Narcissa, qui courait à ses côtés, n'avait prononcé aucun mot depuis qu'ils avaient laissé le cadavre de Lucius derrière eux. Peut-être qu'elle n'avait plus rien à lui dire après tout. Qui étaient-ils l'un pour l'autre, maintenant que leur ennemi commun était éliminé ? Elle était sa mère et avait promis son aide, mais, après tout, pouvait-il lui faire vraiment confiance ? Cesse ces conneries, pensa-t-il. C'est ta mère, et tu n'as pas le temps de tout remettre en question. Il lui jeta un coup d'œil, qu'elle lui rendit, un éclair passa entre eux, et il cessa de se questionner.

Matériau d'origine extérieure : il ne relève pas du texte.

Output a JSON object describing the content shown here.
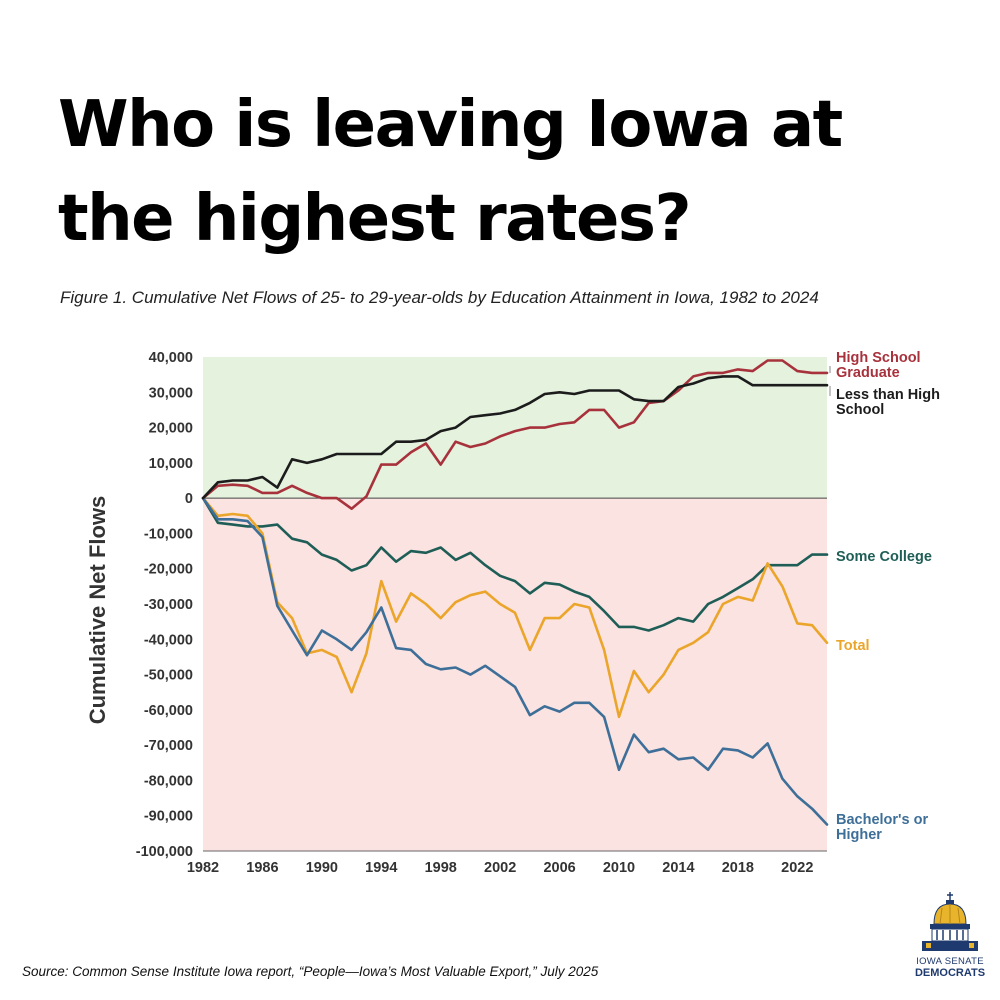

Lorsqu'il arriva enfin à leur hauteur, à l'orée de la forêt, Draco comprit tout de suite que les autres avaient tenté de former un rectangle autour d'Arioch, sans pour autant y parvenir. Le démon était-il au courant qu'un sortilège existait pour le renvoyer dans l'Autre-Monde ? Etait-il conscient qu'ils n'étaient pas autant démunis que la première fois ? Fallait-il risquer une approche diplomatique, entamer une discussion, une négociation, maintenant que Lucius était mort ? Quelles raisons le démon avait-il encore d'attaquer Poudlard et ses occupants, quelles raisons avait-il de le faire souffrir, de se venger de Potter ? Pourquoi un démon, à lui tout seul, aurait quoi que ce soit à voir avec les affaires des humains ? Draco ne comprenait pas grand-chose pour tout dire, il ne comprenait pas les intentions d'Arioch, il avait encore du mal à comprendre toute la haine de son père, il ne pigeait rien à la manière dont ce démon fonctionnait. Le seul être qu'il avait vu fonctionner de cette manière était le Seigneur des Ténèbres, et Draco n'était pas sûr d'avoir jamais rien compris à ce qui se tramait dans la tête de celui-ci – ce qui valait probablement mieux

Luna et El furent les premières à les voir arriver, sa mère et lui, puis dans la seconde suivante les autres se retournèrent également. Ils avaient tous l'air éreinté, remarqua Draco, vraisemblablement comme lui, de la suie, du sang séché sur le visage, la peau luisante de transpiration. Tous le regardaient avec interrogation, mais finalement il n'y avait pas vraiment besoin de poser de question. Ils avaient disparu à trois, Narcissa, Lucius, et lui, et ils ne revenaient qu'à deux. L'issu de leur interaction n'était pas un mystère. Les yeux de Potter étaient plein de sollicitude, mais Draco avait du mal à soutenir son regard. Il commençait à sentir sa force le quitter – la présence du démon en était peut-être en partie la cause, mais malgré ses tentatives de s'en distancer, c'était surtout la mort de son père qui lui pesait. Tuer, ce n'était pas quelque chose qu'il pensait faire de nouveau. Par Merlin, qu'il haïssait avoir été obligé de prononcer cette horrible formule une nouvelle fois, qu'il haïssait être un meurtrier.

L'entrelac d'ombres noires qui enveloppait le démon se mouvait dans l'espace comme si le monde matériel n'existait pas pour lui – Arioch s'avançait lentement, flottant, glissant sur le sol, ressemblant de moins en moins à une forme humaine, s'avançant jusqu'à lui faire face. Draco se rendit compte qu'il retenait son souffle.